Distributed ledger technology ("DLT") and blockchain technology as a subset of DLT are considered by many to offer a significant potential for innovation, enhancing efficiency and transparency in various areas of business, particularly in the financial sector. Switzerland has been at the forefront of the developments in this area, featuring a growing fintech and DLT ecosystem in which numerous established and new market participants work on reshaping financial services.

The principle-based and technology-neutral Swiss legal framework is generally innovation-friendly and well-suited to enable business models based on DLT. Nevertheless, in a report dated 14 December 20181, the Federal Council identified a need to enhance legal certainty, remove specific hurdles for DLT applications and limit the risks of the technology being abused for fraudulent or other undesirable purposes.
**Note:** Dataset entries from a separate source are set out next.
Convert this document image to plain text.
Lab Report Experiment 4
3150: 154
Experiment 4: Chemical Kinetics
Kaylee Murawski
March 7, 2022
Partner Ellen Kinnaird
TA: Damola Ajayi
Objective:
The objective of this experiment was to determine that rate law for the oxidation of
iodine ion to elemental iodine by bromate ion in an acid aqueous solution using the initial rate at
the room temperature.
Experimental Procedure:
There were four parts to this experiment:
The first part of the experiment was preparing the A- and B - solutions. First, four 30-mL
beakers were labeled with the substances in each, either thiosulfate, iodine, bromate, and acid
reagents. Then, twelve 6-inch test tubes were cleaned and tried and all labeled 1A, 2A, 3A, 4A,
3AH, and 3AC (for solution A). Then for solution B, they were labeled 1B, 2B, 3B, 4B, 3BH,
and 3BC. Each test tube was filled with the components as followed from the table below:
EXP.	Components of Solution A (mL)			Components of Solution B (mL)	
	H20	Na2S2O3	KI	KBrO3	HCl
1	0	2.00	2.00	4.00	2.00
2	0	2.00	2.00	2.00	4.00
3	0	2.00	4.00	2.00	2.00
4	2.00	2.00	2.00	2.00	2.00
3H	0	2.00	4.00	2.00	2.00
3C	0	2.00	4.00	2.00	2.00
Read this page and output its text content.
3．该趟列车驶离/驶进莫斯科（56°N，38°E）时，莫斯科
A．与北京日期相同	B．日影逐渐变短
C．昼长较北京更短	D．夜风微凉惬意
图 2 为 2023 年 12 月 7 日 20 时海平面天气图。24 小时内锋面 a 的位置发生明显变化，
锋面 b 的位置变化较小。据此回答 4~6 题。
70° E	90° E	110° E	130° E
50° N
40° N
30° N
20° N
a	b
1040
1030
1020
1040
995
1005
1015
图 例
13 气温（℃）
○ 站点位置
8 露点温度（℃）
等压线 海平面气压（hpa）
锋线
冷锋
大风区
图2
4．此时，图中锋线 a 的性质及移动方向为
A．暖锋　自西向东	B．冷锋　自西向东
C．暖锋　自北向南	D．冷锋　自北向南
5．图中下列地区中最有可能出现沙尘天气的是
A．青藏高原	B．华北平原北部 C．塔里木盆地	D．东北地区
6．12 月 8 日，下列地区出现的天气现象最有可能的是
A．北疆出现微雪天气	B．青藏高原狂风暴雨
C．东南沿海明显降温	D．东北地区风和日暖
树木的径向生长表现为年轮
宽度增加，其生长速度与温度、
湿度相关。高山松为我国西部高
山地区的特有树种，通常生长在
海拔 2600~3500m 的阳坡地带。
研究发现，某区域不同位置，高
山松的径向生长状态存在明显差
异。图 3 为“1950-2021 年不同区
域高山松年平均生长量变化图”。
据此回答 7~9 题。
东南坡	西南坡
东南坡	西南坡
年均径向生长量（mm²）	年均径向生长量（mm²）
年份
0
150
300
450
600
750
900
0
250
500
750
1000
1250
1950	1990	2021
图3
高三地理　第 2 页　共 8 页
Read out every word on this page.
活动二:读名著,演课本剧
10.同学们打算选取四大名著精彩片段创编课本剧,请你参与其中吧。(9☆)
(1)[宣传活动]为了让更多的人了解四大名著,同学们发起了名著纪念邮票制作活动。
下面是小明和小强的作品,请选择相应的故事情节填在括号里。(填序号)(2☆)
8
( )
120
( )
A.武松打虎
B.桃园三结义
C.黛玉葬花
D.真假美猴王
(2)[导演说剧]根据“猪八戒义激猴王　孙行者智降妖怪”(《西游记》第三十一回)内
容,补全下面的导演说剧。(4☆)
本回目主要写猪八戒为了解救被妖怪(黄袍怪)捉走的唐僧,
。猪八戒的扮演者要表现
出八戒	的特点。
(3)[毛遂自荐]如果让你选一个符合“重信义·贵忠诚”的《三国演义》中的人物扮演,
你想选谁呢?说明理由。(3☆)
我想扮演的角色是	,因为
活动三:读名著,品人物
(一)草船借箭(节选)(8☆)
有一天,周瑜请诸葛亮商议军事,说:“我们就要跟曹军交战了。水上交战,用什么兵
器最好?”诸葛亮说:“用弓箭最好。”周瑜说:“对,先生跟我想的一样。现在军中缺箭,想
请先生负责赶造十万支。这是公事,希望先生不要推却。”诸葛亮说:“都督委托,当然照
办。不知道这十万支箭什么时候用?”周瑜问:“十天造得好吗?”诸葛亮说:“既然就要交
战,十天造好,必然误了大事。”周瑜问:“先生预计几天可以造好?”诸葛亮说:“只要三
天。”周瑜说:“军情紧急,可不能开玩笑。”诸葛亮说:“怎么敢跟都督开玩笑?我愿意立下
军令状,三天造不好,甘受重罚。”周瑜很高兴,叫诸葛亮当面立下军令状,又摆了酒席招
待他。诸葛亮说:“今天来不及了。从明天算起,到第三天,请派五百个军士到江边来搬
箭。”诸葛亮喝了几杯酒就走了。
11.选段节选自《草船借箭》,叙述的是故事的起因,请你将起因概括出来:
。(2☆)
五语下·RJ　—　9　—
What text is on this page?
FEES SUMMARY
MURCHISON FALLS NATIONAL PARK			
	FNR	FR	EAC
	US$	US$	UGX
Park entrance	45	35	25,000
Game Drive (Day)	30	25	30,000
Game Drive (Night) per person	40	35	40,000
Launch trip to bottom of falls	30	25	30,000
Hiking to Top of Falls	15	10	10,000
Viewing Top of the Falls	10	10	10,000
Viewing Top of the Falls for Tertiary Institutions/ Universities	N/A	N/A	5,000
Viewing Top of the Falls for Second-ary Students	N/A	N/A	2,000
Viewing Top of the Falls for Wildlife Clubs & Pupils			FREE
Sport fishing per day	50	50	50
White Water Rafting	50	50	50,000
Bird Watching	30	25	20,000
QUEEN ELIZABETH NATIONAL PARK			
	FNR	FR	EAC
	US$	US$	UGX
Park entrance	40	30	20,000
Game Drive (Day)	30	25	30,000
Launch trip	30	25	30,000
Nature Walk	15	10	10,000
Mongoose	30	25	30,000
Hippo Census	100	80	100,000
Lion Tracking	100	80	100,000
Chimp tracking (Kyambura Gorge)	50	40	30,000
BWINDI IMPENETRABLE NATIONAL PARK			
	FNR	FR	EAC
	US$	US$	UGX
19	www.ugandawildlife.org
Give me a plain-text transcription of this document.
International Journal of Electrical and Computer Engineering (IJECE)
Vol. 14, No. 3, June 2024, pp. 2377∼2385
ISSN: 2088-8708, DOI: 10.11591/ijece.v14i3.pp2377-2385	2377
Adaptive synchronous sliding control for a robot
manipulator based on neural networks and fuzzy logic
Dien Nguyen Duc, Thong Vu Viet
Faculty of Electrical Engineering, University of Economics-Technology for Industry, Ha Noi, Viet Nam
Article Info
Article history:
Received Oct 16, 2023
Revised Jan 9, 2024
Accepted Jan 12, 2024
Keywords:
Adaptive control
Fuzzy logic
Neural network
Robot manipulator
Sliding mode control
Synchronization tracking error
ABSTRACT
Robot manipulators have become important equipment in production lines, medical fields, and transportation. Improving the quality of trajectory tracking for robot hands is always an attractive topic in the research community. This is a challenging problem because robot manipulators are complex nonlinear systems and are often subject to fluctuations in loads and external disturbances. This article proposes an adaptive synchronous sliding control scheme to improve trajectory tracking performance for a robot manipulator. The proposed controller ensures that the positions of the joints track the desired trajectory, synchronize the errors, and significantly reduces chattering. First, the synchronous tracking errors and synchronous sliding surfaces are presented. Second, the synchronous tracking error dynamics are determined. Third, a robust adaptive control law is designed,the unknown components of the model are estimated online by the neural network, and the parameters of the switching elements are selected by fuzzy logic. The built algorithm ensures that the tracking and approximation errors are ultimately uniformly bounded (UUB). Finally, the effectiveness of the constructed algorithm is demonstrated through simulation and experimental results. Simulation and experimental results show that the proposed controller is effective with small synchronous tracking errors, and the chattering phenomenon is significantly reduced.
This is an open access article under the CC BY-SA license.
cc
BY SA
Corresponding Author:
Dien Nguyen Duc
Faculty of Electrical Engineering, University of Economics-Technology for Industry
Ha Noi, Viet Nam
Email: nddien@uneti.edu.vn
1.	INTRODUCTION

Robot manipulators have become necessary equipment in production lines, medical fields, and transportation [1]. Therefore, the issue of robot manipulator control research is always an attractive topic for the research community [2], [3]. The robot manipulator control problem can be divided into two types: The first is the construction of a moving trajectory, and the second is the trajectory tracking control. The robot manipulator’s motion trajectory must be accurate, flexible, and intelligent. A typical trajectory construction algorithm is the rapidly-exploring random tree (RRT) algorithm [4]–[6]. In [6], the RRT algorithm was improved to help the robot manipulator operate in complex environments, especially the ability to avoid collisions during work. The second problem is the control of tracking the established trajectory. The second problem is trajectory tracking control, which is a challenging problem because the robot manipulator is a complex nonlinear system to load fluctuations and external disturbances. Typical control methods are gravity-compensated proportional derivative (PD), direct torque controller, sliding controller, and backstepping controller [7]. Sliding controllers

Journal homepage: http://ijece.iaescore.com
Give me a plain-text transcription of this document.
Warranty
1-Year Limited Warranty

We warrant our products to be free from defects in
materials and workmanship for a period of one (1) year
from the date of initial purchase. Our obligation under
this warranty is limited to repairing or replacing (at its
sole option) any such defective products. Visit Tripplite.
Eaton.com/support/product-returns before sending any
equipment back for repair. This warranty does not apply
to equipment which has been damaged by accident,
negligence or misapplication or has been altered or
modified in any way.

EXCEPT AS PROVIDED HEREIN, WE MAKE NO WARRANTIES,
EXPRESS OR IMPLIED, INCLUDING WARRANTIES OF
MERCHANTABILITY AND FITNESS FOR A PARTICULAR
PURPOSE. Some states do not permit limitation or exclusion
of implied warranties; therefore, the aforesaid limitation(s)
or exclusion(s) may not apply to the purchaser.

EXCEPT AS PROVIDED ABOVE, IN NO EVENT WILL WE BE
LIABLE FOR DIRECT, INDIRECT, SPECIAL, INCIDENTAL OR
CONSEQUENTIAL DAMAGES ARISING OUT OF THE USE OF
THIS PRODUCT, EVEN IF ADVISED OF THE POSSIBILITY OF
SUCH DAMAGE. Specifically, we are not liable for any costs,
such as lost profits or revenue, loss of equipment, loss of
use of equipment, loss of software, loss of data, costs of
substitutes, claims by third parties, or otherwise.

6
It instructed the Federal Department of Finance (FDF) and the Federal Department of Justice and Police (FDJP) to draw up a legislative proposal.

Only three months later, on 22 March 2019, exhibiting a remarkable pace befitting the high-tech environment of DLT, the Federal Council presented a preliminary draft of a new Federal Act on the Amendment of Federal Laws in light of the Developments regarding DLT (Bundesgesetz zur Anpassung des Bundesrechts an Entwicklungen der Technik verteilter elektronischer Register / loi fédérale sur l'adaptation du droit fédéral aux développements de la technologie des registres électroniques distribués) along with an explanatory report.2 The preliminary draft is subject to public consultation until the end of June 2019, following which a draft will be prepared for deliberation in the Swiss Federal Parliament. The legislative proposal of the Federal Council underlines Switzerland's commitment to remain a leading hub for businesses in the areas of fintech and DLT. In particular, the new rules should enable useful applications of DLT while preserving the integrity and sound reputation of Switzerland as a financial centre and business location.


Based on the work of a federal expert group established by the State Secretariat for International Financial Matters at the beginning of 2018, the Federal Council published a report on 14 December 2018 on the legal framework for DLT and blockchain applications in Switzerland (the "DLT Report"). The tenor of the report was that the Swiss legal framework does not require a fundamental reorientation to address these emergent technologies, but that certain amendments of federal law should be considered to bolster legal certainty in key areas and prevent abuse. The report covered the full gamut from civil securities law to insolvency law and financial market regulation and was inter alia intended to serve as a basis for the FDF and the FDJP to prepare a legislative proposal. The focus areas of the report defining the brief for the FDF and FDJP included the following:

  • increase legal certainty regarding the transfer of (tokenised) rights using DLT under Swiss civil law;
  • introduce clear rules on the segregation of digital assets and data without asset value in bankruptcy (incl. with respect to bank insolvency procedures in particular);
  • create a new licence category for DLT based trading facilities.

Furthermore, the report considered certain amendments to anti-money laundering regulation, in particular with regard to decentralised trading platforms.

The preliminary draft act presented for consultation on 22 March 2019 (the "Consultation Draft") picks up on all the topics listed above and proposes a series of amendments to various federal acts. It is important to note that, while all of these proposals are combined in one document for the purposes of the legislative process, it is not the plan to introduce a stand-alone "DLT law". Rather, in line with the Federal Council's intentions communicated in the DLT Report, the focus is on targeted amendments of existing legislation.